Supported by a National Psoriasis Foundation Summer Student Research Grant, Otto has spent her summer conducting psoriasis-related research underneath Nicole Ward, Ph.D., a professor of dermatology and director of the Morphology Core of the Skin Diseases Center in the Department of Dermatology at Case Western Reserve University and University Hospitals Cleveland Center. Dr. Ward studies the co-morbidities surrounding psoriasis.

Otto explains that co-morbidities like psoriatic arthritis (also an autoimmune disease), depression and heart disease are often found in patients with psoriasis. Dr. Ward’s lab analyzes brain tissue to study the link between depression and psoriasis.

“It’s been really cool seeing what Dr. Ward’s lab has already done. The people there have been really great. I was a little bit nervous coming in that they would have super intense expectations about me, but every instance has been very educational,” Otto says.
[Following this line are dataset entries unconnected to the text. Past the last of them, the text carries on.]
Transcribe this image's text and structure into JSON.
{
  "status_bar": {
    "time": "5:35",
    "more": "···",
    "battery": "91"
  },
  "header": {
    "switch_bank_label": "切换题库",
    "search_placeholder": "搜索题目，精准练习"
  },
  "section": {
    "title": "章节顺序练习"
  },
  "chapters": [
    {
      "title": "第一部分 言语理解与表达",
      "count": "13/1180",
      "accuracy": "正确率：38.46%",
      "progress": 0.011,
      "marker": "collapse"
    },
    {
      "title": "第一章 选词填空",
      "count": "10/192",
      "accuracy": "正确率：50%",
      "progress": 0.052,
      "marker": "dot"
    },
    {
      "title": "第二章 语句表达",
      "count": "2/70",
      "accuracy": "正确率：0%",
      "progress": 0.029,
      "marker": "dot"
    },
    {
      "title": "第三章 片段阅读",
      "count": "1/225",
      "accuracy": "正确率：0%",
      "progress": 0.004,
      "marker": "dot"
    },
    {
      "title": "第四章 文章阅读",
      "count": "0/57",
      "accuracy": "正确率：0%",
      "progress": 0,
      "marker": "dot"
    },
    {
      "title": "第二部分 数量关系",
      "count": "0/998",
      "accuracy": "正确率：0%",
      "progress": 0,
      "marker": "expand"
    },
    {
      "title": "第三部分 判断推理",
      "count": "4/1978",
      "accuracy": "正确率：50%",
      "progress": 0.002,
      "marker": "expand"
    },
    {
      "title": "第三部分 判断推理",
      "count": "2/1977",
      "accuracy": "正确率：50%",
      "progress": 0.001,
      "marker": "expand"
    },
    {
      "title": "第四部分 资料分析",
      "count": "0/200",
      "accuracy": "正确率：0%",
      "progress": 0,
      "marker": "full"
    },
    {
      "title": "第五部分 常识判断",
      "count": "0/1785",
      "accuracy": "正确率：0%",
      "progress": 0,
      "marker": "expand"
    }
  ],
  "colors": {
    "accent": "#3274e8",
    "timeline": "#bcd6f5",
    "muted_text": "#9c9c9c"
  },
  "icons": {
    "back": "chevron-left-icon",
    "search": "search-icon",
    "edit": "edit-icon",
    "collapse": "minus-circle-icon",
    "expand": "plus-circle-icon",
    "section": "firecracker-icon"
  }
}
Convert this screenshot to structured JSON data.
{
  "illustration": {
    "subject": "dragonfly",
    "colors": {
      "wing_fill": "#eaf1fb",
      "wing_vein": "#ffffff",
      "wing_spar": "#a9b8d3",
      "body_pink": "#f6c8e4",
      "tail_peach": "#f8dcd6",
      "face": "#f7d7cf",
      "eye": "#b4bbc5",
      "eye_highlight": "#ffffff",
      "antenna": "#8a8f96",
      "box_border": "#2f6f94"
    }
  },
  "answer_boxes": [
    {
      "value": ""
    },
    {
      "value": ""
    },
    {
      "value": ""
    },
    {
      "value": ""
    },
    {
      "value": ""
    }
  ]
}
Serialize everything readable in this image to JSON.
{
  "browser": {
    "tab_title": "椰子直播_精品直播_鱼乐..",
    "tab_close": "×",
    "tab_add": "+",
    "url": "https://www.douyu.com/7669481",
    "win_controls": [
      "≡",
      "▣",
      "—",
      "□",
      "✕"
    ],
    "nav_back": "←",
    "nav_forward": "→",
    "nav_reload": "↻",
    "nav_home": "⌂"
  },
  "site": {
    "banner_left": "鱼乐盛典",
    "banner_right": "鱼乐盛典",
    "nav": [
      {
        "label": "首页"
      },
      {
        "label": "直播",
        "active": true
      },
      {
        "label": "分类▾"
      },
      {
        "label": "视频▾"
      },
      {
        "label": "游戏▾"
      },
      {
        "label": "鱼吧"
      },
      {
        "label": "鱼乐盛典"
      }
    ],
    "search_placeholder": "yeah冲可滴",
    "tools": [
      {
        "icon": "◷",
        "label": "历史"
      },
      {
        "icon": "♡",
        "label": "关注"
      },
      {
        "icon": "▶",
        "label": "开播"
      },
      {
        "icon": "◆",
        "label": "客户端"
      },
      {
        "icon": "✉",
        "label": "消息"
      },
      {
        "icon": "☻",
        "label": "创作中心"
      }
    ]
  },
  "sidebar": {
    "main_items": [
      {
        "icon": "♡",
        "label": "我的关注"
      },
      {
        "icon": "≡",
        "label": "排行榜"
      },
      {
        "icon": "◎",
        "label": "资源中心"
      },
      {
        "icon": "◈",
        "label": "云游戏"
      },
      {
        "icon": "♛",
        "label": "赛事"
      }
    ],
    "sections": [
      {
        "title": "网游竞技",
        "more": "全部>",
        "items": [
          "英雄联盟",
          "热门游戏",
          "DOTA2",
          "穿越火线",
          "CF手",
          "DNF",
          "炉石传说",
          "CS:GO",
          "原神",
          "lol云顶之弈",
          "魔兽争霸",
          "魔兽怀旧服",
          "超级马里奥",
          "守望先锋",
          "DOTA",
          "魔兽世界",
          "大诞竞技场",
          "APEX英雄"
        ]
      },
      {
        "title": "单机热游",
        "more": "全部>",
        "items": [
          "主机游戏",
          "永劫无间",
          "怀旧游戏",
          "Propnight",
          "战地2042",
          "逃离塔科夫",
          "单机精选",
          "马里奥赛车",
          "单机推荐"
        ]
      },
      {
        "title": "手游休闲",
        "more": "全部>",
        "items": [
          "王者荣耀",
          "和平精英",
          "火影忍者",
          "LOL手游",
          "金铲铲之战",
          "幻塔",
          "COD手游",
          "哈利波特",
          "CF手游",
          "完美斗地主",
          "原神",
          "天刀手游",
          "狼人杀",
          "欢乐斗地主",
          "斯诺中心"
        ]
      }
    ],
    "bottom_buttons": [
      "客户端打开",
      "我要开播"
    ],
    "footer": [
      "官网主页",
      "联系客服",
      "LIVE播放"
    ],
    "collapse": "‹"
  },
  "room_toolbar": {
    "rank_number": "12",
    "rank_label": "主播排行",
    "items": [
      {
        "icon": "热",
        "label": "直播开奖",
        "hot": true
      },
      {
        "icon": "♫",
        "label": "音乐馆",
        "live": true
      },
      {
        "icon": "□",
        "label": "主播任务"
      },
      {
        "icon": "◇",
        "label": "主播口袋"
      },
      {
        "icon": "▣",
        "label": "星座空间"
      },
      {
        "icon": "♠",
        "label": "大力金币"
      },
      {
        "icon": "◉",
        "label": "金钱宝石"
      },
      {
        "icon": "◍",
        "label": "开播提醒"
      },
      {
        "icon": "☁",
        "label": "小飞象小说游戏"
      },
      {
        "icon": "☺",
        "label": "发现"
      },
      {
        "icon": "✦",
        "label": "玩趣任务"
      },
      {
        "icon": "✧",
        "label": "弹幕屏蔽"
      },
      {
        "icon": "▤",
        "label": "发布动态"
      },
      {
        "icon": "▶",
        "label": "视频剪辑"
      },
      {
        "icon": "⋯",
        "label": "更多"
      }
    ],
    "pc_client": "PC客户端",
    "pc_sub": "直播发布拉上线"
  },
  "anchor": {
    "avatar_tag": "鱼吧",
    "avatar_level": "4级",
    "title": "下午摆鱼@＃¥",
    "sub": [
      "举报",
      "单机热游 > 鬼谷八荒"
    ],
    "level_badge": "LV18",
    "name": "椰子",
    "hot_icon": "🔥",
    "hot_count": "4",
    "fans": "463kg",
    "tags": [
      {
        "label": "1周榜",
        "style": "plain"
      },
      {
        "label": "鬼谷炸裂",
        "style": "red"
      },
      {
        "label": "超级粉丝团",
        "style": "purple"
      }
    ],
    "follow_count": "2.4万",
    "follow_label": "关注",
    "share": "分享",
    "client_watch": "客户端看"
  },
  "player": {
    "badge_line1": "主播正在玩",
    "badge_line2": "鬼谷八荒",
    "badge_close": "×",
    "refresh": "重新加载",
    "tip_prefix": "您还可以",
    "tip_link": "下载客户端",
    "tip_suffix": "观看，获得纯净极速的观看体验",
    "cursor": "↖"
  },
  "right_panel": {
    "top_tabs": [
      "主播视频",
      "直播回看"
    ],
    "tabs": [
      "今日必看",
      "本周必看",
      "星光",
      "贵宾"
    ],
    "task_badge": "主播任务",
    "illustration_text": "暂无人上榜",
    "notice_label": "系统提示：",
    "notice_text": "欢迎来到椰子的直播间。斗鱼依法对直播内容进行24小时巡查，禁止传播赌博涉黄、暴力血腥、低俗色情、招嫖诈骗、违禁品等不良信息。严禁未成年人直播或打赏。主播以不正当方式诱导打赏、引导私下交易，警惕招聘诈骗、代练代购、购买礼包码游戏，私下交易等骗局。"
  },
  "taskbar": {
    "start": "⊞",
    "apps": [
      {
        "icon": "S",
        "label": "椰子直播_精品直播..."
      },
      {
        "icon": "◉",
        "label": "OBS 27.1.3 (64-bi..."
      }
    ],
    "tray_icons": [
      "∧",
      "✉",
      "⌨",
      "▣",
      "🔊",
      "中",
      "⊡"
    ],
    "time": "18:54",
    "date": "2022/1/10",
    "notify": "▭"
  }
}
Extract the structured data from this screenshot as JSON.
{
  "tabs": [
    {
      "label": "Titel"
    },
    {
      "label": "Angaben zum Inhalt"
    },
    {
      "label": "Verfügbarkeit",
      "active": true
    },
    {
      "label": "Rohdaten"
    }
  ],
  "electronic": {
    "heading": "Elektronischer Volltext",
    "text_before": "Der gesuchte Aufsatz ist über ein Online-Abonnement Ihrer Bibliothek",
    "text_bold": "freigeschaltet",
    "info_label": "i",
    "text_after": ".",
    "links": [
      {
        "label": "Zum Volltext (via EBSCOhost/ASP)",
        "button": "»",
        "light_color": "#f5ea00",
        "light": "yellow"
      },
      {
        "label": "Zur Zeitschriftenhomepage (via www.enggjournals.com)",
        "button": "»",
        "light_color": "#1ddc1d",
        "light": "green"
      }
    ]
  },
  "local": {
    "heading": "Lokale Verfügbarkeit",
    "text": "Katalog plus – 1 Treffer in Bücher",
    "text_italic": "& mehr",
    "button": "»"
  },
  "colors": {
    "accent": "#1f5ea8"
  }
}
Otto’s research with Dr. Ward looks at skin phenotypes that specifically relate to skin flakiness. Once she passes the preparation phase, Otto plans to look at slices of the skin under a microscope to see if the thickness of the skin is decreased by administration of a drug. She explains a distinct characteristic of the psoriasis phenotype is thick, flaky skin.

New insights

“I’ve gained such an appreciation for the preparation that it takes to do an experiment. I spent three or four weeks reading literature associated with the pathway I want to investigate. Then I had to come up with a way to feasibly test the results of the pathway that I was inhibiting. I also had to find appropriate protocols and order a lot of equipment in order to get ready to do the experiment,” says Otto.

Looking to the future

The investigator in Otto says that basic science research in the field of dermatology has been a great experience. Now she’s looking forward to exploring clinical research, too – both as a way to strengthen her residency application for this competitive field and to make her a better-educated physician overall.